Zeitdruck erhöht Pfusch am Bau

Neue Westfälische vom 11.10.2006

Bielefeld. Mit dieser bösen Überraschung hatte der Inhaber einer psychiatrischen Praxis nicht gerechnet, als er seine funkelnagelneuen Räume bezog. Die Patientengespräche waren auch im Wartezimmer nebenan noch klar und deutlich zu hören. „Es waren teure Schallschutztüren eingebaut worden, jedoch wurden die Schallschutzmaßnahmen an den Wänden vernachlässigt“, stellte später der Bielefelder Gutachter Friedhelm Spruch fest.

Einen kleinen, aber nicht unwichtigen Mangel stellte Spruch an einem anderen Neubau fest. Dort waren die Rollläden mit Stoppern versehen worden, die den Einzug der Rollläden in die Kästen verhindern. Doch da die Rollläden hier elektrisch und nicht manuell betrieben wurden, hätten die Stoppen wegen Brandgefahr nicht eingebaut werden dürfen.

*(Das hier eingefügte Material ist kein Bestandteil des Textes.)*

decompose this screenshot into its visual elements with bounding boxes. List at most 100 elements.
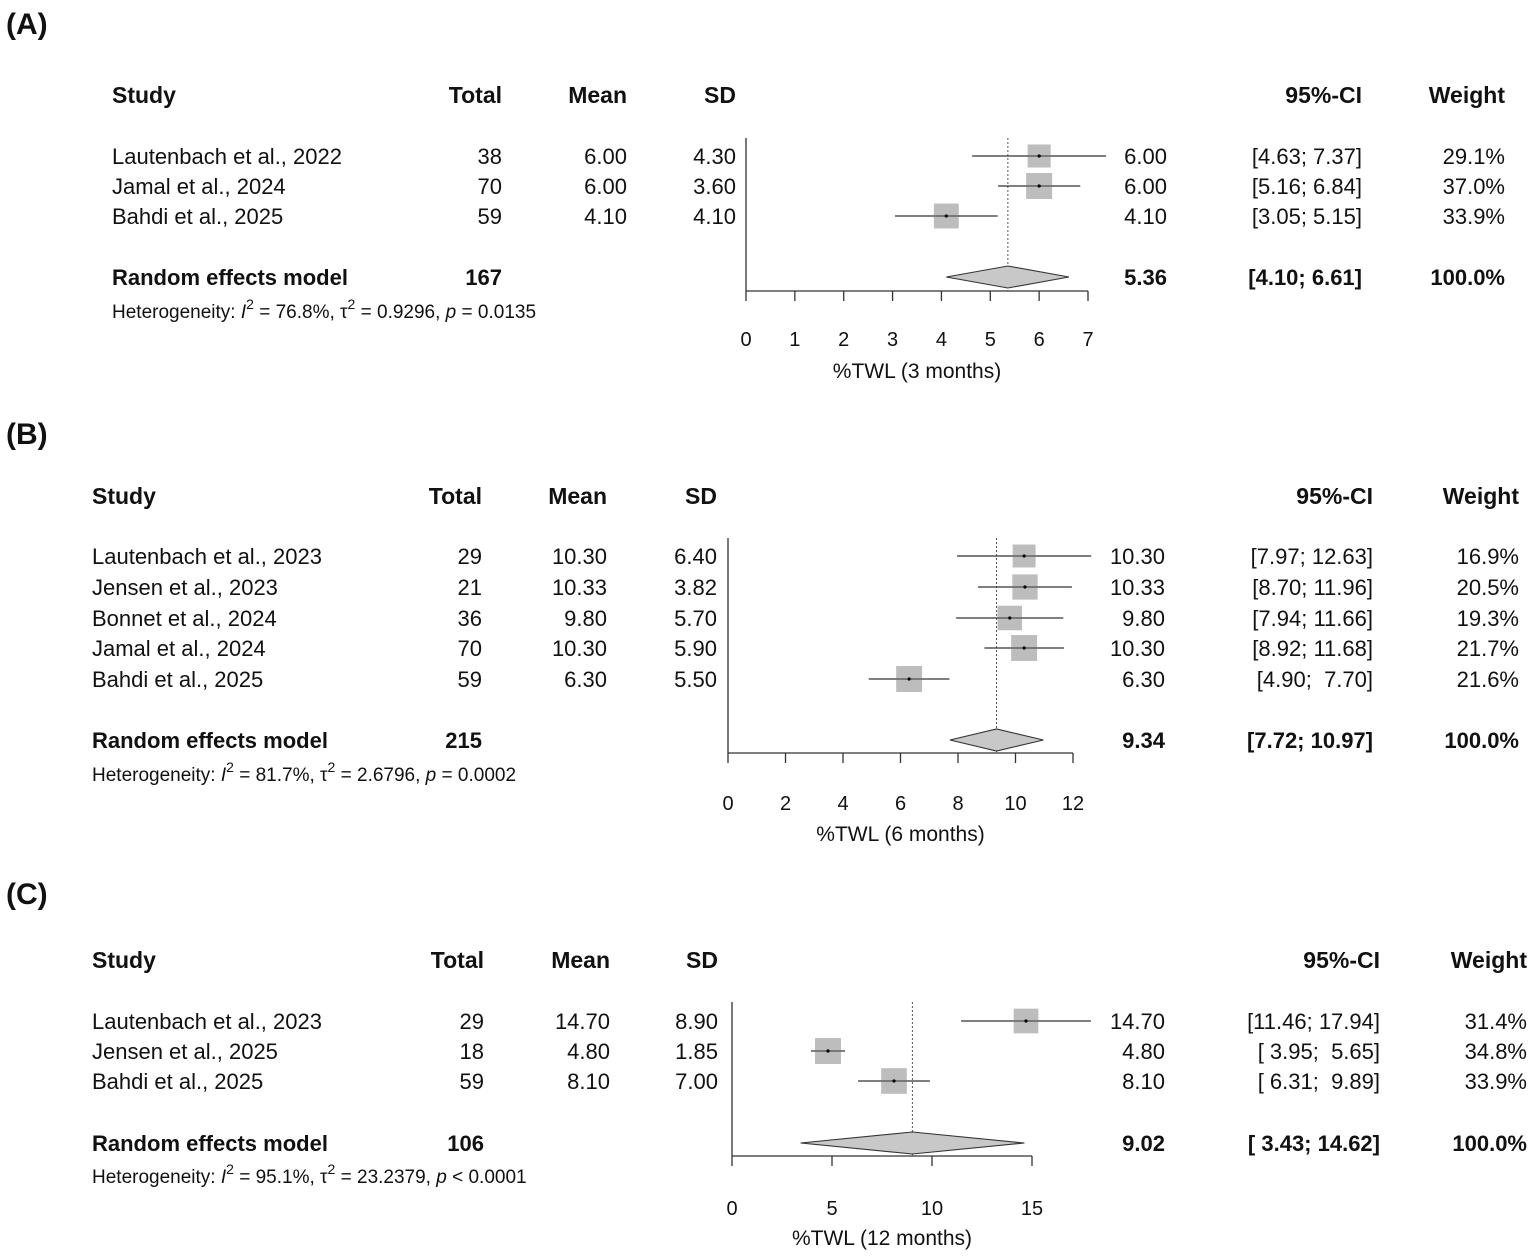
study-total: 70 [478, 174, 502, 199]
heterogeneity-tau-sym: τ [320, 765, 328, 786]
study-sd: 8.90 [675, 1009, 718, 1034]
header-study: Study [112, 82, 176, 108]
study-mean: 6.00 [584, 174, 627, 199]
heterogeneity-i2-sup: 2 [226, 1161, 234, 1177]
heterogeneity-prefix: Heterogeneity: [112, 302, 241, 323]
study-total: 70 [458, 636, 482, 661]
study-weight: 19.3% [1457, 606, 1519, 631]
study-point [907, 677, 911, 681]
study-mean: 10.33 [552, 575, 607, 600]
x-tick-label: 3 [887, 329, 898, 351]
study-point [826, 1049, 830, 1053]
header-sd: SD [686, 947, 718, 973]
x-tick-label: 2 [780, 793, 791, 815]
study-weight: 21.7% [1457, 636, 1519, 661]
heterogeneity-tau-val: = 23.2379, [335, 1167, 436, 1188]
heterogeneity-prefix: Heterogeneity: [92, 765, 221, 786]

„Es wird viel mehr gestritten“, sagt Spruch, Geschäftsführer der Sachverständigengesellschaft des Bauhandwerks Bielefeld. Er und seine 13 Kollegen haben fast täglich mit solchen Konflikten um Fehler bei der Bauausführung zu tun. Jüngst beauftragten ihn die Besitzer eines alten bäuerlichen Wohnhauses. Sie hatten den historischen Torbogen des Hauses erhalten wollen und den Nachbau der vier mal vier Meter großen Konstruktion bei einem Tischler in Auftrag gegeben. Doch die riesige Glastür schloss schon bald nicht mehr richtig. Des Rätsels Lösung: „Die dort verwendeten Hölzer waren zwei Zentimeter zu dünn“, so Spruch. Doch das Glas bei einer solchen Fensterfront dürfe sich nicht mehr als acht Millimeter durchbiegen, sonst „kann es schon mal sein, dass eine Glasscheibe zerspringt“. 20 Prozent mehr Gutachten als noch vor sechs Jahren erstellt der Sachverständige mittlerweile über Mängel am Bau.

Von einem Anstieg der Schadensfälle um sogar 30 Prozent im gleichen Zeitraum spricht Klaus Kunkel, Vorstandsmitglied der Bundesvereinigung der Prüfingenieure für Bautechnik. Eine der Ursachen sei, dass der Staat sich teilweise aus der Bauaufsicht zurückgezogen habe. „Wir plädieren dafür, dass alle Gebäude überprüft und überwacht werden“, so Kunkel. Dies sei gerade beim privaten Hausbau auch eine Sache des Verbraucherschutzes. Kunkei: „Die Privatisierung muss auf ein vernünftiges maß zurückgeschraubt werden.“

Mangelnde Bauaufsicht im privaten Wohnungsbau ist nach Ansicht von Alexander Kostka, Jurist bei der Handwerkskammer OWL zu Bielefeld, oft „auf die dünne Finanzdecke“ der Bauherren zurückzuführen. Zumeist fehle ein Architekt, der früher diese Kontrollfunktion übernommen habe. Die Zahl der Baustreitigkeiten am Landgericht Bielefeld ist im Laufe der letzten Jahre eher rückläufig (2003: 775, 2004: 748, 2005: 580). Dessen Sprecher Heinz Misera verweist aber darauf, dass viele Streitfälle auch als Handelssachen verhandelt werden und somit nicht in diese Statistik eingehen. Kostensparende Alternative zum Prozess ist eine Einigung bei der Bauschlichtungsstelle der Handwerkskammer, die seit 1996 insgesamt 60 Fälle erfolgreich abgeschlossen hat, so Kostka.

Die Schlamperei am Bau nimmt zu, warnen deutsche Prüfingenieure. Grund aus Sicht der Experten: hoher Kostendruck, unqualifizierte Arbeitskräfte und mangelnde Kontrollen.